これらの作品が生まれた時代、一九五〇年代から七〇年代のころの一般の女性像は旧来の捉え方であって、司馬作品の女性像は男女雇用機会均等法の施行などをへて変化した現在の感覚を先取りしていたように思う。それは『ビジネスエリートの新論語』(文春新書)の「女性サラリーマン」で昭和三十年ごろの職場の女性像を描き、恋愛話や陰口にうつつを抜かさず職業に徹するようになれば世の中は一変する、と結んでいることから推測できる。
シンポジウムでは田辺聖子先生、出久根達郎先生のお二人が、司馬作品の女性像を「おてんば」と捉えて論を展開された。第二回の「竜馬と司馬遼太郎」では永井路子先生が「司馬さんは女性を個性的に書いていらっしゃいます」とおっしゃった。お話を聞きながら、私には司馬作品の女性像が“自立した女性”として浮かんでいた。
第六回の「二十一世紀に生きる君たちへ」は小学校六年生の教科書に書いた文章だ。司馬遼太郎の執筆速度は速いほうだが、この文章にはかなり時間をかけて書いた。一九八九年に教科書に掲載されており、世の中はバブル経済の最中だった。このことを思うと、欲が表面化したこの時代にこそ、次代を担うこどもたちに、伝えておきたい、という気持ちがあったのかもしれない。

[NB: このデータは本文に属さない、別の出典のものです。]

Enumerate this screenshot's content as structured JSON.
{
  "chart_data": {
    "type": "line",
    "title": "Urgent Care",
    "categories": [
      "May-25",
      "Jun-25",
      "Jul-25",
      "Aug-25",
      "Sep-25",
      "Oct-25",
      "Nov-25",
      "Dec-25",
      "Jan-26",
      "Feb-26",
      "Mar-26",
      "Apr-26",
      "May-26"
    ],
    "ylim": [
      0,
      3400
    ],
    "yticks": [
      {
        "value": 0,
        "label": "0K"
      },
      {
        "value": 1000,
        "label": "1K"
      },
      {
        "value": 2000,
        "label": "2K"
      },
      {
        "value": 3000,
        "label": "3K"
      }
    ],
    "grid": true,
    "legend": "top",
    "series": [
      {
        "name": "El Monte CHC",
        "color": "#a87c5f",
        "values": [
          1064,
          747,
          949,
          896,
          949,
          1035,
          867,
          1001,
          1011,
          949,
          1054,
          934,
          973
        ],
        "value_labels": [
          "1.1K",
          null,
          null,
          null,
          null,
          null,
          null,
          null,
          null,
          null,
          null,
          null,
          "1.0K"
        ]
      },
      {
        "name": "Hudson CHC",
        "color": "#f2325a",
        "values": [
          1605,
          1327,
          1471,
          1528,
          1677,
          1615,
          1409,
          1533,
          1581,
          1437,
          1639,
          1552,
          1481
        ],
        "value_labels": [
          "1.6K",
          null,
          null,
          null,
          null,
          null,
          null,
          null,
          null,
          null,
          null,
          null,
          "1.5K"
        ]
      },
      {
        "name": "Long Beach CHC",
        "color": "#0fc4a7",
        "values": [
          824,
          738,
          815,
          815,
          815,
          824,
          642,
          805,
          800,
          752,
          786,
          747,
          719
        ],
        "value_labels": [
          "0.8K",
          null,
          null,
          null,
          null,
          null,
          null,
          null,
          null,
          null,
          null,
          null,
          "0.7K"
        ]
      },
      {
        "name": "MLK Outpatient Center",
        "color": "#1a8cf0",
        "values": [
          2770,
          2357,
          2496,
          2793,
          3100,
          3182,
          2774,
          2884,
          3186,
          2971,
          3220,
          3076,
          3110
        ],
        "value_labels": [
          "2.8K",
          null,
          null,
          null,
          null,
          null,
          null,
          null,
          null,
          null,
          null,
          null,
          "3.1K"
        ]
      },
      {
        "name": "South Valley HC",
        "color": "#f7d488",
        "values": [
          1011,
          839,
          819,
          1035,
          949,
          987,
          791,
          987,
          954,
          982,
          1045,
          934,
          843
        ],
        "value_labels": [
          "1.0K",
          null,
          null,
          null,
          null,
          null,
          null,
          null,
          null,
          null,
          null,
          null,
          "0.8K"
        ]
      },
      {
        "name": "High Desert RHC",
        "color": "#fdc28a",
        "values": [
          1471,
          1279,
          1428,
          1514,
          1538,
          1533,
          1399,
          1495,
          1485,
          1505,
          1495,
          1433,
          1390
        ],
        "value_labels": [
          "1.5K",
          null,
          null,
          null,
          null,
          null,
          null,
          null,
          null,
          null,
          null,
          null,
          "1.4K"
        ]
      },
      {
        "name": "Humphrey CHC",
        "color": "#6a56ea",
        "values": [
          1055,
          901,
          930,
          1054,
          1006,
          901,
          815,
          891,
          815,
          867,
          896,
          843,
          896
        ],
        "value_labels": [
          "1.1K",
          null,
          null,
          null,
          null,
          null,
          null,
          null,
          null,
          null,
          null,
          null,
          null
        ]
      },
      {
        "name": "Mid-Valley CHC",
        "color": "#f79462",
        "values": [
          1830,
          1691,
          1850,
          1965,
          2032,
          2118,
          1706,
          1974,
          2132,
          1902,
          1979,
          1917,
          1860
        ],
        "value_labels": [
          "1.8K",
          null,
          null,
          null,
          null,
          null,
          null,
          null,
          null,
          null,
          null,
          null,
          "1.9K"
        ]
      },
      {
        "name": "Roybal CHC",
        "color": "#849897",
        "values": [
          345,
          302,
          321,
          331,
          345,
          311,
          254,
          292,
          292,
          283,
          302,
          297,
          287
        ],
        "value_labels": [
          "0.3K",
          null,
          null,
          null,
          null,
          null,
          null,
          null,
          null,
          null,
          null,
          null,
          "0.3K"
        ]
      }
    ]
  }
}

「いたわり」や「やさしさ」の大切さをあげ、これらのことは訓練しないと身につかないと書き、自己の確立を説いている。
パネリストのお一人である安藤忠雄さんは、これまでは国や地域社会や企業が何かをしてくれるだろうと思えた時代もあったが、今や「もうなにもやってくれないと考えたほうがいい。責任ある個人を、自分たち一人ひとりが自ら育てていくしかないだろう」と言われた。
デジタル社会ではAⅠ(人工知能)や仮想現実世界(メタバース)の進化とともに、さまざまな分野で恩恵を受けられる半面、我々の自己が確立されていなければ、ただ波に飲み込まれるだけで、何かを見失うことになりかねない。
養老孟司先生は「体を使って働け」と、井上先生はともに生きるために「水」の大切さをあげられ、次世代へのメッセージとされた。
と、ここまで書きながら、実は、『二十一世紀に生きる君たちへ』は約二十年の記念館活動の実感として、大人の方々にも読まれている、という受けとり方をしている。それだけに、パネリストの皆さんの発言は次世代のみならず、今の我々への提言として重く受け止めたい。
このシンポジウムでは毎回のように参加されるパネリストがおられる。前半が井上ひさし先生、後半からは磯田道史先生である。自然の流れでそうなった。おふたりはシンポジウムに欠かせない存在、と思っている。
シンポジウムの内容が充実しているだけでなく、穏やかな温かさに包まれるのは司会をずっと続けてくださる古屋和雄さんに負うところが多い。パネリストの皆さんから的確に意見を聞き出されるばかりか、エンディングでその時々のテーマに合わせて司馬遼太郎の文章の一節を朗読される。朗読の余韻に浸りながら観客は会場をあとにされる。
二十五回のシンポジウムの要旨からテーマの重複に気を配りながら取捨選択しまとめられた文春文庫編集部の北村恭子さんに心から感謝したい。